23 janvier 2013

Venez-vous souper ce soir?

Je cuisine de ce temps-là : 





 une petite quiche

 et une tarte à la bise

 j'ajouterais une petite salade verte et bien sûr un petit vin blanc pas piqué des vers. 

On parlerait de livres. De celui que j'ai lu dernièrement.

Hollywood de Marc Séguin

Je ne sais plus quoi penser ni que dire.
Au début, j'étais euphorique.

J'ai même écrit au tout début du livre :

Elle a vécu le pire dans son pays natal en Bosnie.
Dans son pays d'adoption, elle jouit de la vie, jusqu'au jour où, en sortant de son logement, elle tombe raide morte. Un petit trou dans le front, une balle perdue à Jersey City.
J'ai même écrit: un livre qui me parle. Je n'ai pas à me forcer. Ce livre, j'ai envie d'en parler.

Ensuite, le narrateur et amoureux de Branka, raconte Branka.

Quand j'ai voulu écrire ces lignes, je me suis demandé, pourquoi ce titre car les titres ont toujours, pour moi, beaucoup d' importance.
Et j'ai cherché sur le web.
Et là, j'ai débiffé de la carriole (j'ai été étonnée).

Il paraît que ce roman est plein de clichés hollywoodiens. D'où le titre.
Ah! pensais-je. Je suis donc une femme à clichés.

Et pourtant, quand on écoute les nouvelles à la tévé y a rien d'étonnant. Aux États les armes à feu, c'est monnaie courante. Et c'est pas du cinéma. Donc cette situation aurait pu arriver.

Est-ce que j'ai aimé ce livre ?

Je pourrais dire les 48 premières pages c'est certain.
Après, cette recherche  de dieu de Branka me tombait un peu sur les nerfs.
Je l'ai lu jusqu'au bout...et je suis restée sur ma fin.

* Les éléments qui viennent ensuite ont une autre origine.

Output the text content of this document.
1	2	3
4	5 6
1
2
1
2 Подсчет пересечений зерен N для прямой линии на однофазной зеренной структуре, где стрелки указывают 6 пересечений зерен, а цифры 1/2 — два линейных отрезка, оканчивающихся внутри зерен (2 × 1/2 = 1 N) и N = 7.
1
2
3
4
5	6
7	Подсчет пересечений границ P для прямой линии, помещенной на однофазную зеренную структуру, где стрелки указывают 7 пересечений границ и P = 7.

J'aurais eu plein de questions à poser aux personnages.












09 janvier 2013

J'ai lu...

325 pages sur 634 donc presque la moitié du livre et tout est à recommencer.
Je m'en doutais bien.
Mais Victor Lessard ne s'en doute pas encore.

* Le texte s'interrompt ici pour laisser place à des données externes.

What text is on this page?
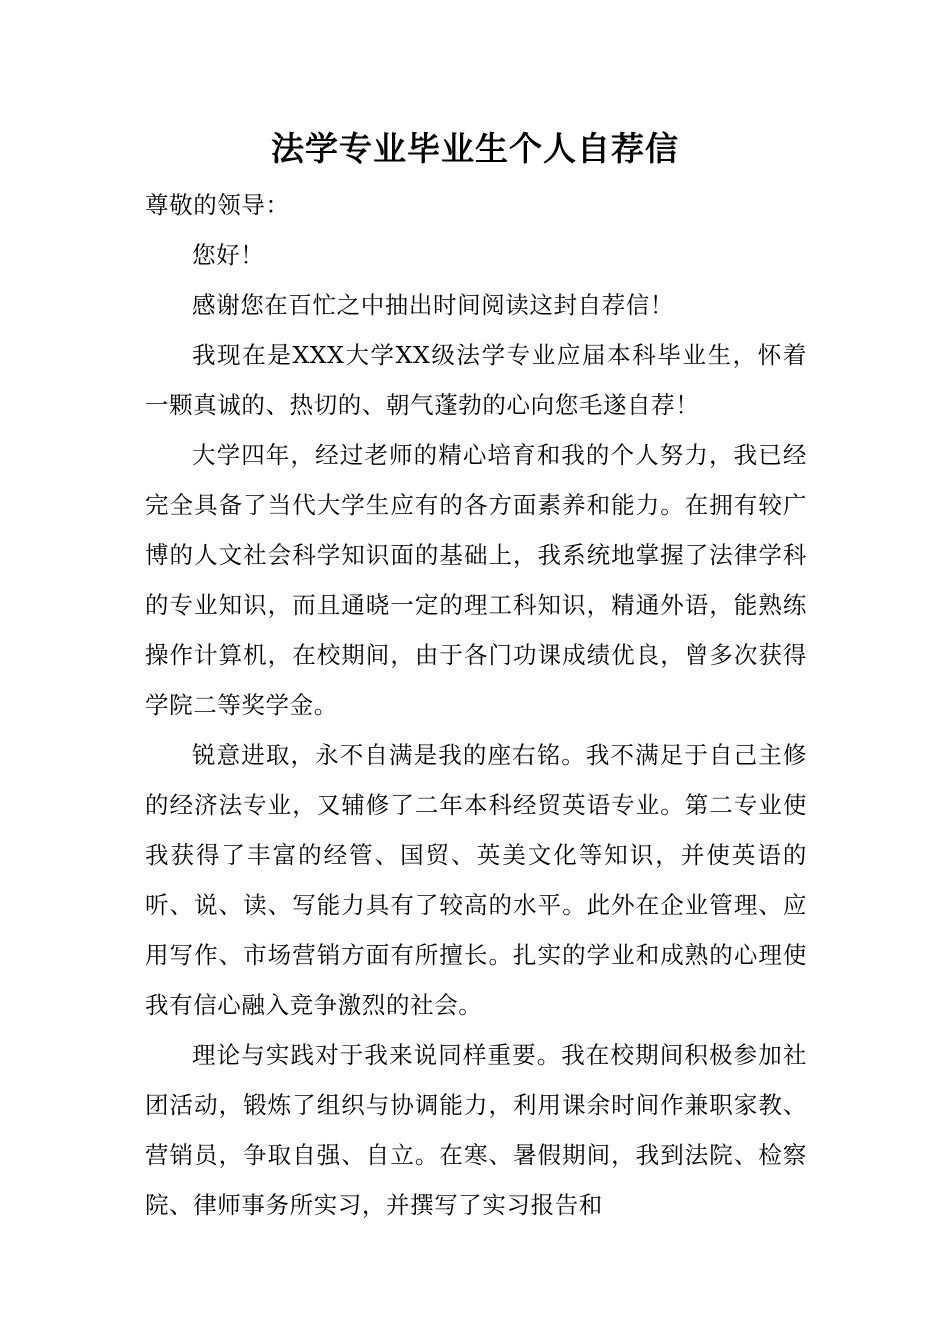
法学专业毕业生个人自荐信

尊敬的领导：

您好！

感谢您在百忙之中抽出时间阅读这封自荐信！

我现在是XXX大学XX级法学专业应届本科毕业生，怀着一颗真诚的、热切的、朝气蓬勃的心向您毛遂自荐！

大学四年，经过老师的精心培育和我的个人努力，我已经完全具备了当代大学生应有的各方面素养和能力。在拥有较广博的人文社会科学知识面的基础上，我系统地掌握了法律学科的专业知识，而且通晓一定的理工科知识，精通外语，能熟练操作计算机，在校期间，由于各门功课成绩优良，曾多次获得学院二等奖学金。

锐意进取，永不自满是我的座右铭。我不满足于自己主修的经济法专业，又辅修了二年本科经贸英语专业。第二专业使我获得了丰富的经管、国贸、英美文化等知识，并使英语的听、说、读、写能力具有了较高的水平。此外在企业管理、应用写作、市场营销方面有所擅长。扎实的学业和成熟的心理使我有信心融入竞争激烈的社会。

理论与实践对于我来说同样重要。我在校期间积极参加社团活动，锻炼了组织与协调能力，利用课余时间作兼职家教、营销员，争取自强、自立。在寒、暑假期间，我到法院、检察院、律师事务所实习，并撰写了实习报告和
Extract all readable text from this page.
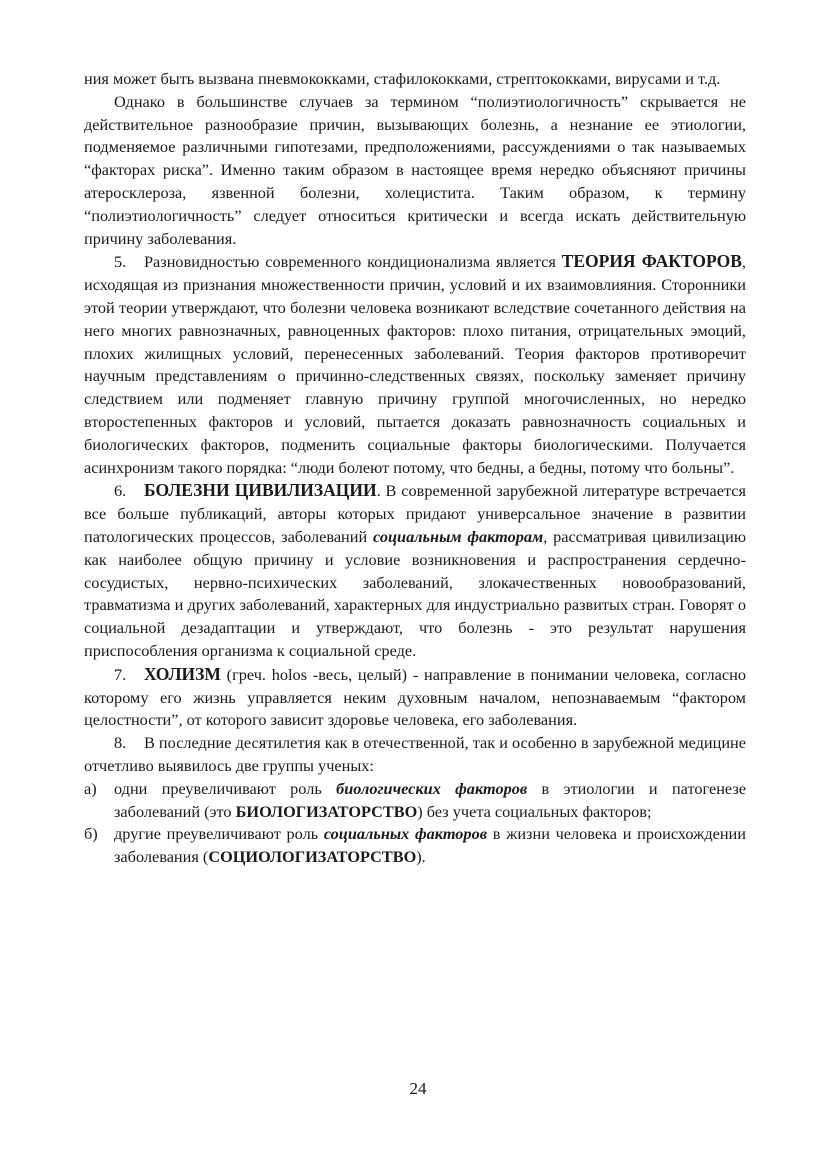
ния может быть вызвана пневмококками, стафилококками, стрептококками, вирусами и т.д.

Однако в большинстве случаев за термином “полиэтиологичность” скрывается не действительное разнообразие причин, вызывающих болезнь, а незнание ее этиологии, подменяемое различными гипотезами, предположениями, рассуждениями о так называемых “факторах риска”. Именно таким образом в настоящее время нередко объясняют причины атеросклероза, язвенной болезни, холецистита. Таким образом, к термину “полиэтиологичность” следует относиться критически и всегда искать действительную причину заболевания.

5. Разновидностью современного кондиционализма является ТЕОРИЯ ФАКТОРОВ, исходящая из признания множественности причин, условий и их взаимовлияния. Сторонники этой теории утверждают, что болезни человека возникают вследствие сочетанного действия на него многих равнозначных, равноценных факторов: плохо питания, отрицательных эмоций, плохих жилищных условий, перенесенных заболеваний. Теория факторов противоречит научным представлениям о причинно-следственных связях, поскольку заменяет причину следствием или подменяет главную причину группой многочисленных, но нередко второстепенных факторов и условий, пытается доказать равнозначность социальных и биологических факторов, подменить социальные факторы биологическими. Получается асинхронизм такого порядка: “люди болеют потому, что бедны, а бедны, потому что больны”.

6. БОЛЕЗНИ ЦИВИЛИЗАЦИИ. В современной зарубежной литературе встречается все больше публикаций, авторы которых придают универсальное значение в развитии патологических процессов, заболеваний социальным факторам, рассматривая цивилизацию как наиболее общую причину и условие возникновения и распространения сердечно-сосудистых, нервно-психических заболеваний, злокачественных новообразований, травматизма и других заболеваний, характерных для индустриально развитых стран. Говорят о социальной дезадаптации и утверждают, что болезнь - это результат нарушения приспособления организма к социальной среде.

7. ХОЛИЗМ (греч. holos -весь, целый) - направление в понимании человека, согласно которому его жизнь управляется неким духовным началом, непознаваемым “фактором целостности”, от которого зависит здоровье человека, его заболевания.

8. В последние десятилетия как в отечественной, так и особенно в зарубежной медицине отчетливо выявилось две группы ученых:

а)	одни преувеличивают роль биологических факторов в этиологии и патогенезе заболеваний (это БИОЛОГИЗАТОРСТВО) без учета социальных факторов;
б) другие преувеличивают роль социальных факторов в жизни человека и происхождении заболевания (СОЦИОЛОГИЗАТОРСТВО).
24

Moi qui commençais juste à me démêler dans les personnages.
Et d'autres s'ajouteront, je le sens.

03 janvier 2013

Je me rends compte...

... en lisant Je me souviens écrit par Martin Michaud ,qu'en 1980, je n'étais pas tellement là au point de vue politique.

Comment un roman policier peut-il ainsi m'ouvrir les yeux ?

À la page 113 de cette brique de 633 pages, Martin Michaud nous parle de la nuit des longs couteaux. J'ai eu des tressaillements au ventre.


J'ai feuilleté un peu plus loin pour voir s'il y aurait d'autres ajouts semblables et j'ai constaté que oui. Je ne les ai cependant pas lus avant le temps.
 

Et j'ai compris le double usage du titre : Je me souviens.
 
Et j'ai aussi compris pourquoi et depuis quand on ne faisait presque plus partie du Canada. Depuis quand (surtout) le reste du Canada nous regardait avec indifférence. Je sais, on dirait que j'ai vécu sur une autre sphère, trop occupée au quotidien. Mais bon vaut mieux se réveiller avant de ne plus pouvoir. Bien humblement j'en parle.
 
Chapeau monsieur Michaud!
 
Peut-être y aura-t-il une suite à ce billet.